11段階の認証は、efaniの顧客が利用できる最大数の認証です。全てのアカウントに最低7段階の認証がつきます。認証には、クレジットカードの下4桁や電話番号、SIMカードの番号、といった情報が求められます。

このようにして、SIMカードの情報変更を非常に困難にすることで、SIMスワップ詐欺の可能性がないようにしています。ほとんどのハッカーは、2段階目、3段階目の認証の時点で、面倒なので諦めてしまいます。

仮にハッカーが認証に成功したとしても、新しいSIMカードが使えるようになるまでには7日間の期間があります。さらに詐欺の難易度を上げるために、新しいSIMカードはefaniから直接送られるものを使います。したがってどのSIMカードを使ってもいいというわけではありません。

SIMスワップ詐欺の恐ろしさと問題点

最もひどかったSIMスワップ詐欺の1つは、私の友人が被害に遭ったもので、彼は不幸にもこのSIMスワップ詐欺で約2400万ドルを失ってしまいました。

これは彼がefaniに登録する前のことでしたが、本当に衝撃的なことでした。そして彼の身に起きたことが、誰の身にでも起こりうるというのは実に恐ろしいことです。

セキュリティやプライバシーの問題は、自分の身に事件が起こるまで、人ごとだと思ってしまうという点です。ハッキングの話を聞いても、自分の身に起きたことではないので、悲しい出来事だ、という感想を抱くだけです。

例えばガンでも同じことが言えます。私たちはいつもガンの話を聞きますが、実際にガンになるまでは「自分のことではない」と言います。自分がガンになってみてはじめて、本当に気にするようになるのです。
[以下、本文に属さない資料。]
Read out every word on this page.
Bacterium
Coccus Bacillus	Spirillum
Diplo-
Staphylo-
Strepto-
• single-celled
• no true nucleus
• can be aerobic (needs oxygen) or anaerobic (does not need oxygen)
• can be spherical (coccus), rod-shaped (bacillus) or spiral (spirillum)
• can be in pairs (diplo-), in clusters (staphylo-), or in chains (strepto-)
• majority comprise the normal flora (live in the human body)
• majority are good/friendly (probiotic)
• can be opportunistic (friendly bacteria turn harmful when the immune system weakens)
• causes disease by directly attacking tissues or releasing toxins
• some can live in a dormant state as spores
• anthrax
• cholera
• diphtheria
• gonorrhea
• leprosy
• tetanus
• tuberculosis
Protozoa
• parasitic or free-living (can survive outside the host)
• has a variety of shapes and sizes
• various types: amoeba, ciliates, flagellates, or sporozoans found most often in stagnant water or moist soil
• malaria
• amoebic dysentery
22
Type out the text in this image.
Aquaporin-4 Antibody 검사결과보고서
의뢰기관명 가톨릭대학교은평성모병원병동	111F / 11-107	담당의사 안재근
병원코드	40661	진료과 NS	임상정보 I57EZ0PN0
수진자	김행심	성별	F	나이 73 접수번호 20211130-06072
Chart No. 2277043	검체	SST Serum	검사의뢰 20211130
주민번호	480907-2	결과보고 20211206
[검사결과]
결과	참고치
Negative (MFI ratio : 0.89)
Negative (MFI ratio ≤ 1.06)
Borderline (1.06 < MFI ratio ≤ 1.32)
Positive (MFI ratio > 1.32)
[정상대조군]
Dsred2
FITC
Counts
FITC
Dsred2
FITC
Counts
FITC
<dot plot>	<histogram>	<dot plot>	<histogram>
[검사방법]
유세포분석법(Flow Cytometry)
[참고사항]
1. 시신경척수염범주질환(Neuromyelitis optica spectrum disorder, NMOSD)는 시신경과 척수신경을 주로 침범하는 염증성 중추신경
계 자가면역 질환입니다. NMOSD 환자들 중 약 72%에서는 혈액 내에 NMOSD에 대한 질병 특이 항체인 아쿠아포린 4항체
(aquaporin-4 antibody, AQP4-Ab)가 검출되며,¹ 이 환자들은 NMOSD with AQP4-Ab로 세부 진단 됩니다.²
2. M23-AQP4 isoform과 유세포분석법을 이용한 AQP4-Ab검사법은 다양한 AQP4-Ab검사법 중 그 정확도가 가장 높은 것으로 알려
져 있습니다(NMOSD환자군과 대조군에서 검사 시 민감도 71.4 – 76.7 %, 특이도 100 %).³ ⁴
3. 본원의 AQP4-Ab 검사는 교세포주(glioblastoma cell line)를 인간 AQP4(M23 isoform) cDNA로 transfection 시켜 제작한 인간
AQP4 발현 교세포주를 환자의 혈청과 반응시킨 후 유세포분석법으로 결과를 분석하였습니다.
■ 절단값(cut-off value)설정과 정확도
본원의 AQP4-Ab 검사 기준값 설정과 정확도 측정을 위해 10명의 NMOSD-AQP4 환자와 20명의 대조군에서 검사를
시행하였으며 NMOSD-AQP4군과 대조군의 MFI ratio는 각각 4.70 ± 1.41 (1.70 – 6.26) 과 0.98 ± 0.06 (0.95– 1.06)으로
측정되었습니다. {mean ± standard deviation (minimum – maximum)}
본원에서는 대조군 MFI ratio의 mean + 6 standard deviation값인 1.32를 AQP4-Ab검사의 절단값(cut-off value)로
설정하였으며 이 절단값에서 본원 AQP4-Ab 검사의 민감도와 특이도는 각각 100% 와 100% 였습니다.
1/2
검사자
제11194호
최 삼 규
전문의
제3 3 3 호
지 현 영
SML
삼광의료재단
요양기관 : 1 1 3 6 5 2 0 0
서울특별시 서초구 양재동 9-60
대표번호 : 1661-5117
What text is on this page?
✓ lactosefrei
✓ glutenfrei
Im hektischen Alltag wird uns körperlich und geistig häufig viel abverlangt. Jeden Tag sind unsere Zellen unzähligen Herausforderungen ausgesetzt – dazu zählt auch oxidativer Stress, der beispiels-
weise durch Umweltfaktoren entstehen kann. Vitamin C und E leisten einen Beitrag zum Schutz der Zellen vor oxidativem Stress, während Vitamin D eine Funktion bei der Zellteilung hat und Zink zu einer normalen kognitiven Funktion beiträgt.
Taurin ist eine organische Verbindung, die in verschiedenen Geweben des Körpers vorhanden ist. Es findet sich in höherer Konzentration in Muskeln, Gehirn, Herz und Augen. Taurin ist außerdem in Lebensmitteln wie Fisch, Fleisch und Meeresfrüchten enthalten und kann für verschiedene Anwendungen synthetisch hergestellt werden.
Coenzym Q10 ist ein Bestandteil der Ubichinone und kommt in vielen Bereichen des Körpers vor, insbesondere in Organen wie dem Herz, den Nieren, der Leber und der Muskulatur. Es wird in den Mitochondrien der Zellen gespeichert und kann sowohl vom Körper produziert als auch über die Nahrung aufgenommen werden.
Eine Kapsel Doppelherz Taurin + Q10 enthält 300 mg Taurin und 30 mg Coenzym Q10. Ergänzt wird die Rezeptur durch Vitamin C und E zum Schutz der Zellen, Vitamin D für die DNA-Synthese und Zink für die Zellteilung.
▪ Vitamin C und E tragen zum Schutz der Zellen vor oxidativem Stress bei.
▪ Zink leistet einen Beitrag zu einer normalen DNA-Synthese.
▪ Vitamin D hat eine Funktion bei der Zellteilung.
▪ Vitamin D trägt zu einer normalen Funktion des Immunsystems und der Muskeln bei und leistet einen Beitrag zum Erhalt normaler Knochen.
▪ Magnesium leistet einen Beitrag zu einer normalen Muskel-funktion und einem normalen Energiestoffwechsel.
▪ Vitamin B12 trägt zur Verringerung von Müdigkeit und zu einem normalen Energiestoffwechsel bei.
それまでは、否定したり、無視したり、最悪の場合、ささいなことだと軽く見てしまうのです。

電話番号は社会保障番号よりも大切

電話番号は、デジタル・アイデンティティとして、ますます一般的になってきています。電話番号は我々の社会保障番号よりもさらに重要です。アメリカでは社会保障番号は簡単に調べられます。

例えば、電話番号を聞き出せば、その情報を使ってインターネット上で社会保障番号を調べることができます。 電話番号は最重要なセンシティブ情報として考えなければなりません。

しかし問題は、サービスへの登録やアカウントの開設などの際に、企業から電話番号を求められるケースが増えていることです。サービスへの登録やアカウントの開設に電話番号を使用するとことで、名前と電話番号の紐付けが完了し、Googleで調べられるようになります。

ハッカーはこの情報を利用して攻撃を仕掛けます。このような可能性を考慮していない人が大多数ですが、実際に起こっていることなのです。したがって電話番号は、誰かに教えるべきものではありません。しかしながら、誰かに電話番号を尋ねられると、我々は簡単に番号を教えてしまいます。

価格が安くなるほどセキュリティは弱くなる

セキュリティ問題には、人々が安さを求めているがゆえの構造的な問題があります。通信キャリア会社では、人々は一般的に最も安いキャリアのプランを求めるでしょう。

現在はアメリカ製のサイバーセキュリティに依存していたとしても、どこか他の国のより安い代替案があれば、人々はそちらに傾くでしょう。こうして人々が安さを追い求め続けて、セキュリティを、ただで手に入る当たり前の権利だと思ってしまうことが、大きな問題となっているのです。